Not really is the simple answer if you want to stay in a Schengen country.
See the map below of the 26 European countries that make up the Schengen block of countries that have a rule that overseas visitors not part of the EU Schengen block can only stay for 90 days in total within a 6 month period.
On the day you first enter any country within the Schengen zone, you start a 180 day “period”, within which you can stay a maximum of 90 days in all Schengen countries. After you have racked up your 90 days (in one go, or in several chunks if you leave to non-Schengen countries & come back), you can’t enter any Schengen country again until your 180 period ends.
This means that you cannot merely take a trip to say Russia for a short time and then expect to come back in to an EU country for another 90 days. Schengen’s system calculates the number of days you spent in the Schengen area over a 180 day period.
Though of course, visiting Russia or England or Morocco for example whilst on your overseas holiday will not be part of the calculation as they are not Schengen countries.
Note that having a British passport does not help – you are still only allowed to stay in Schengen countries for a maximum 90 days within a 180 days period.
The fines for overstaying can be huge – ie: depending on the country fining you it can be 500 – 1200 euros pp and you might even be DEPORTED which is stamped in your passport and you are not allowed back in to that country or perhaps all Schengen countries for 1-3 years. So do not stay longer than 90 days!
Plan your trip.
If you want to potter around France for example and immerse yourself and learn the language for 12 months then you can if you apply for a Long Stay Visitors Visa in the country you want to stay in. Not an easy process of course. They need lots of documentation and proof of funds, place of residence etc etc.

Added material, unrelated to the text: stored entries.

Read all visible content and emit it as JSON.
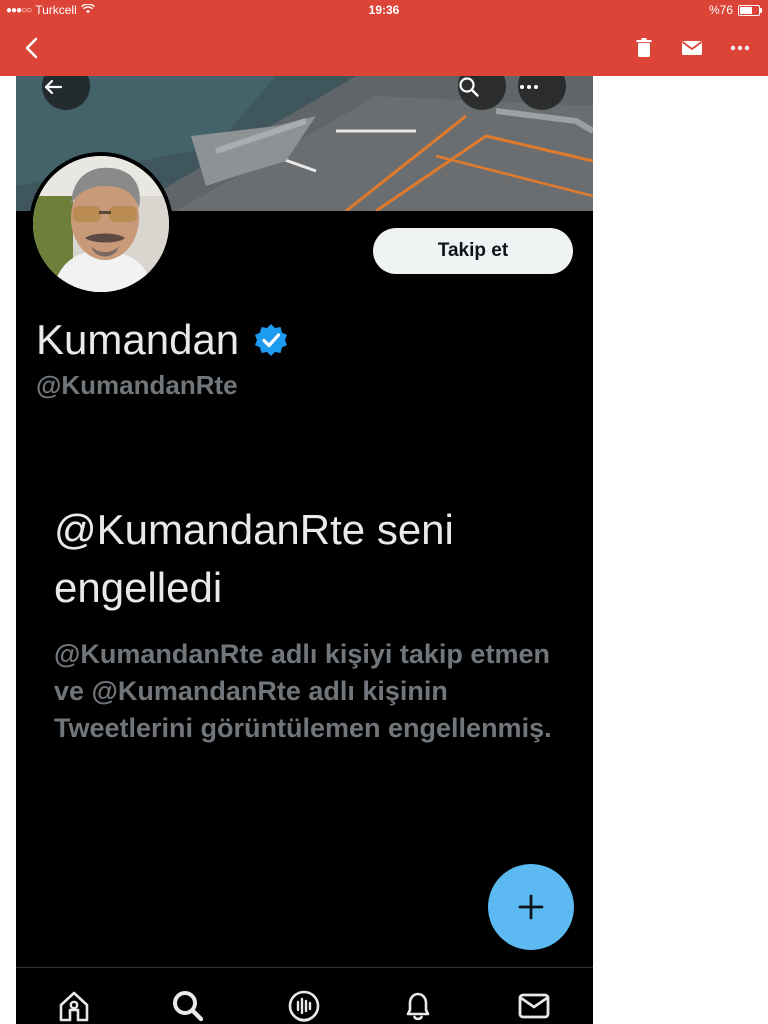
{
  "status_bar": {
    "carrier": "Turkcell",
    "time": "19:36",
    "battery": "%76",
    "battery_level": 0.76
  },
  "app_bar": {
    "back_icon": "chevron-left-icon",
    "actions": [
      "trash-icon",
      "mail-icon",
      "more-icon"
    ]
  },
  "profile": {
    "follow_label": "Takip et",
    "display_name": "Kumandan",
    "handle": "@KumandanRte",
    "verified": true
  },
  "blocked": {
    "title": "@KumandanRte seni engelledi",
    "body": "@KumandanRte adlı kişiyi takip etmen ve @KumandanRte adlı kişinin Tweetlerini görüntülemen engellenmiş."
  },
  "colors": {
    "app_bar": "#db4437",
    "accent": "#1d9bf0",
    "fab": "#5cb9f2",
    "background": "#000000"
  },
  "bottom_nav": [
    "home-icon",
    "search-icon",
    "spaces-icon",
    "notifications-icon",
    "messages-icon"
  ]
}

Another option is to look into visa waiver agreements between your country and the the individual Schengen countries.
When you have your itinerary worked out, write to the relevant embassies in your capital city and as concisely as possible spell out your plans for how long you plan to remain in their country as well as elsewhere within the Schengen Area and carry a hard copy of their response with you – you’re probably going to need it if you can prove your country has a bilateral visa waiver agreement.

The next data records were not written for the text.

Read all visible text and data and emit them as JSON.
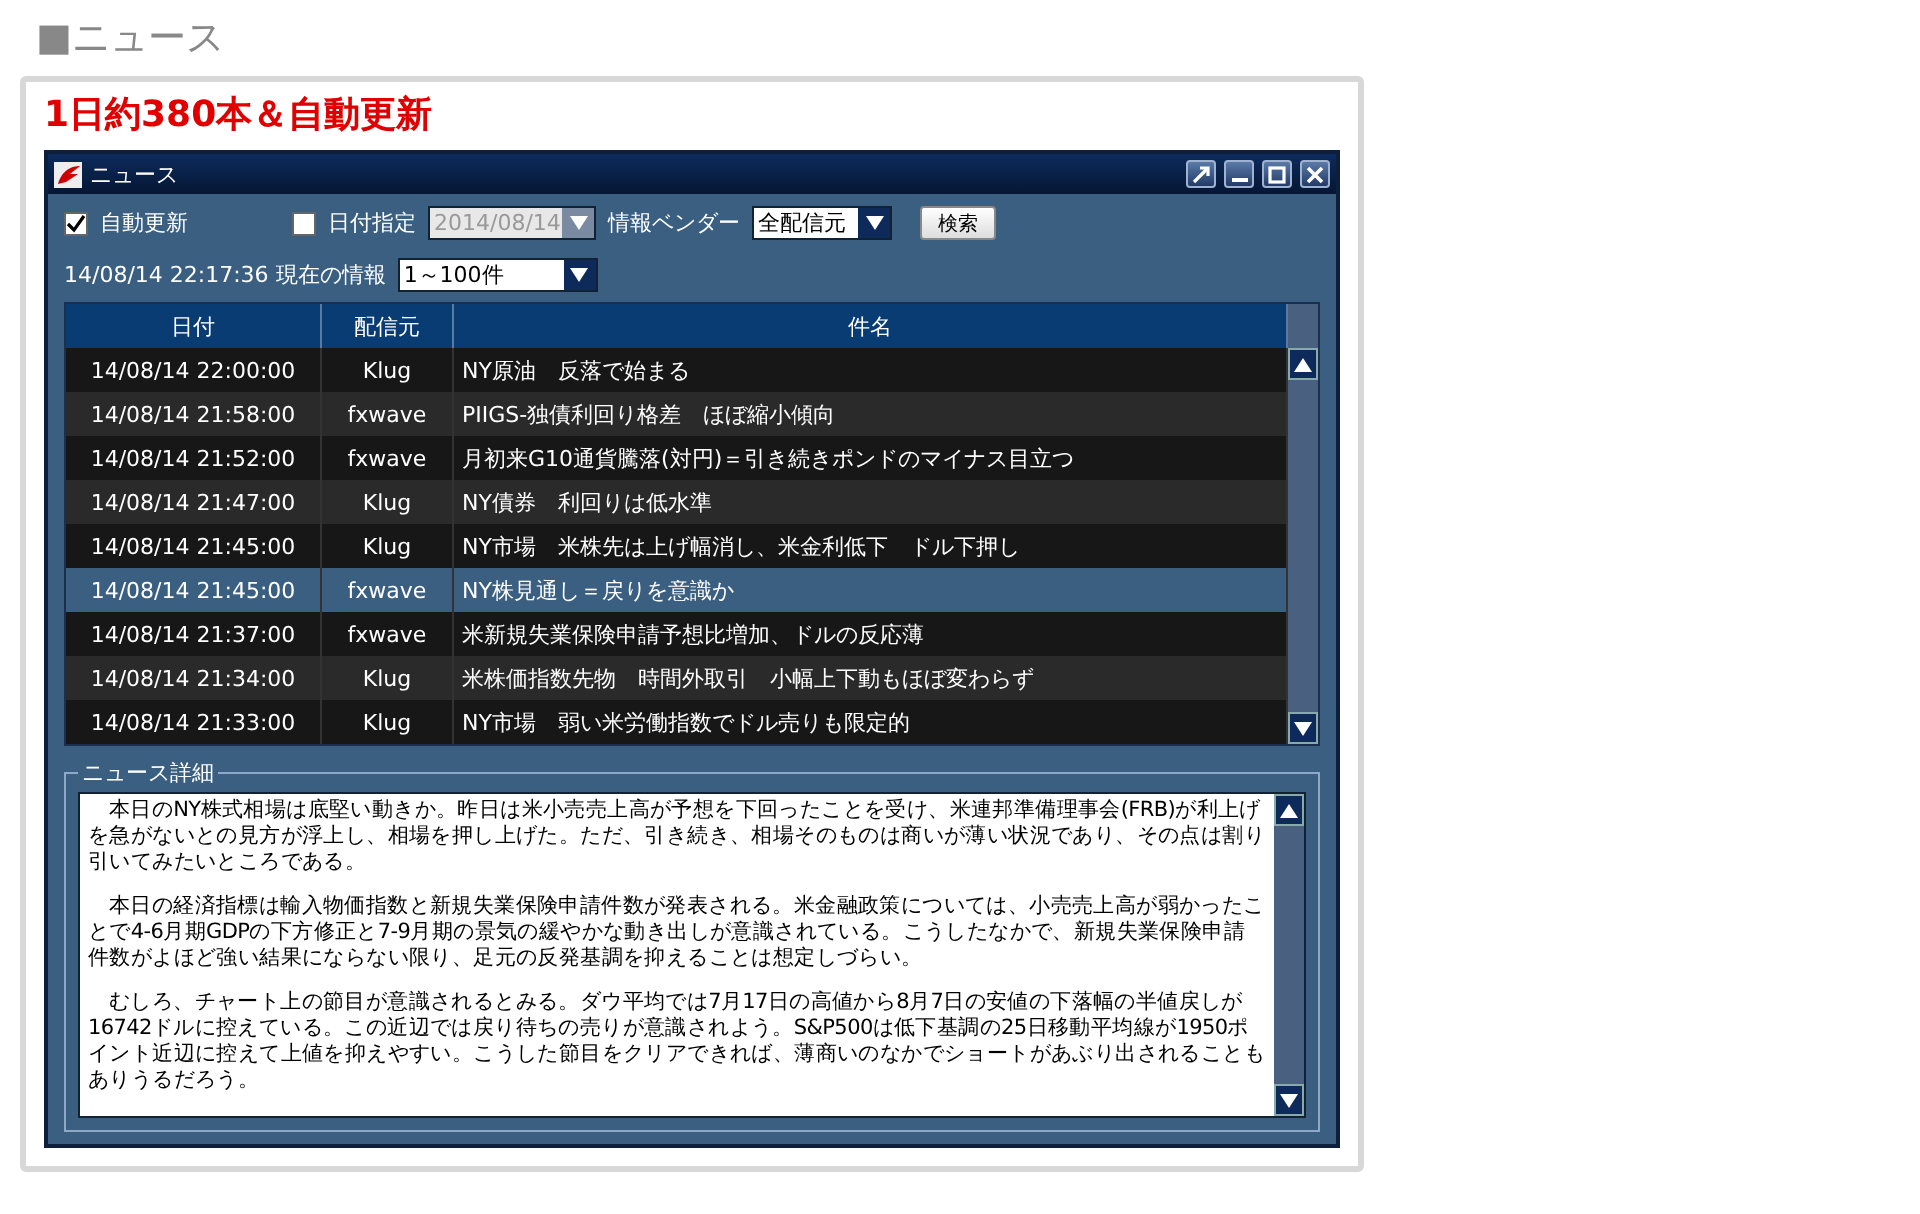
{
  "page_title": "■ニュース",
  "headline": "1日約380本＆自動更新",
  "window": {
    "title": "ニュース"
  },
  "toolbar": {
    "auto_update": {
      "label": "自動更新",
      "checked": true
    },
    "date_filter": {
      "label": "日付指定",
      "checked": false,
      "value": "2014/08/14"
    },
    "vendor": {
      "label": "情報ベンダー",
      "value": "全配信元"
    },
    "search_button": "検索",
    "current_info": "14/08/14 22:17:36 現在の情報",
    "range": "1～100件"
  },
  "table": {
    "columns": [
      "日付",
      "配信元",
      "件名"
    ],
    "rows": [
      {
        "date": "14/08/14 22:00:00",
        "source": "Klug",
        "subject": "NY原油　反落で始まる",
        "selected": false
      },
      {
        "date": "14/08/14 21:58:00",
        "source": "fxwave",
        "subject": "PIIGS-独債利回り格差　ほぼ縮小傾向",
        "selected": false
      },
      {
        "date": "14/08/14 21:52:00",
        "source": "fxwave",
        "subject": "月初来G10通貨騰落(対円)＝引き続きポンドのマイナス目立つ",
        "selected": false
      },
      {
        "date": "14/08/14 21:47:00",
        "source": "Klug",
        "subject": "NY債券　利回りは低水準",
        "selected": false
      },
      {
        "date": "14/08/14 21:45:00",
        "source": "Klug",
        "subject": "NY市場　米株先は上げ幅消し、米金利低下　ドル下押し",
        "selected": false
      },
      {
        "date": "14/08/14 21:45:00",
        "source": "fxwave",
        "subject": "NY株見通し＝戻りを意識か",
        "selected": true
      },
      {
        "date": "14/08/14 21:37:00",
        "source": "fxwave",
        "subject": "米新規失業保険申請予想比増加、ドルの反応薄",
        "selected": false
      },
      {
        "date": "14/08/14 21:34:00",
        "source": "Klug",
        "subject": "米株価指数先物　時間外取引　小幅上下動もほぼ変わらず",
        "selected": false
      },
      {
        "date": "14/08/14 21:33:00",
        "source": "Klug",
        "subject": "NY市場　弱い米労働指数でドル売りも限定的",
        "selected": false
      }
    ]
  },
  "detail": {
    "title": "ニュース詳細",
    "paragraphs": [
      "本日のNY株式相場は底堅い動きか。昨日は米小売売上高が予想を下回ったことを受け、米連邦準備理事会(FRB)が利上げを急がないとの見方が浮上し、相場を押し上げた。ただ、引き続き、相場そのものは商いが薄い状況であり、その点は割り引いてみたいところである。",
      "本日の経済指標は輸入物価指数と新規失業保険申請件数が発表される。米金融政策については、小売売上高が弱かったことで4-6月期GDPの下方修正と7-9月期の景気の緩やかな動き出しが意識されている。こうしたなかで、新規失業保険申請件数がよほど強い結果にならない限り、足元の反発基調を抑えることは想定しづらい。",
      "むしろ、チャート上の節目が意識されるとみる。ダウ平均では7月17日の高値から8月7日の安値の下落幅の半値戻しが16742ドルに控えている。この近辺では戻り待ちの売りが意識されよう。S&P500は低下基調の25日移動平均線が1950ポイント近辺に控えて上値を抑えやすい。こうした節目をクリアできれば、薄商いのなかでショートがあぶり出されることもありうるだろう。"
    ]
  }
}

For Australians, you have bilateral visa waiver agreements with the following countries:
These agreements are separate to the Schengen Agreement which came in to being many years later. This means that you may be eligible to stay 60-90 days in these countries below without affecting your Schengen 90 day in 180 days stay in other countries after or before holidaying in these countries below.
- Netherlands – 90 days – http://www.austlii.edu.au/au/other/dfat/treaties/1951/4.html
- Belgium – 60 days – http://www.austlii.edu.au/au/other/dfat/treaties/1951/6.html
- Scandinavia – 90 days (Includes Norway, Sweden, Finland, Denmark & Iceland
- Germany – 90 days – http://www.austlii.edu.au/au/other/dfat/treaties/1953/1.html
- Italy – 90 days – http://www.austlii.edu.au/au/other/dfat/treaties/1951/5.html
- Luxembourg – 60 days- http://www.austlii.edu.au/au/other/dfat/treaties/1951/7.html
- Austria – 90 days – http://www.austlii.edu.au/au/other/dfat/treaties/1956/8.html
In correspondence received from DFAT they suggested that you contact the Embassies of the individual countries listed above to determine their currency and validity.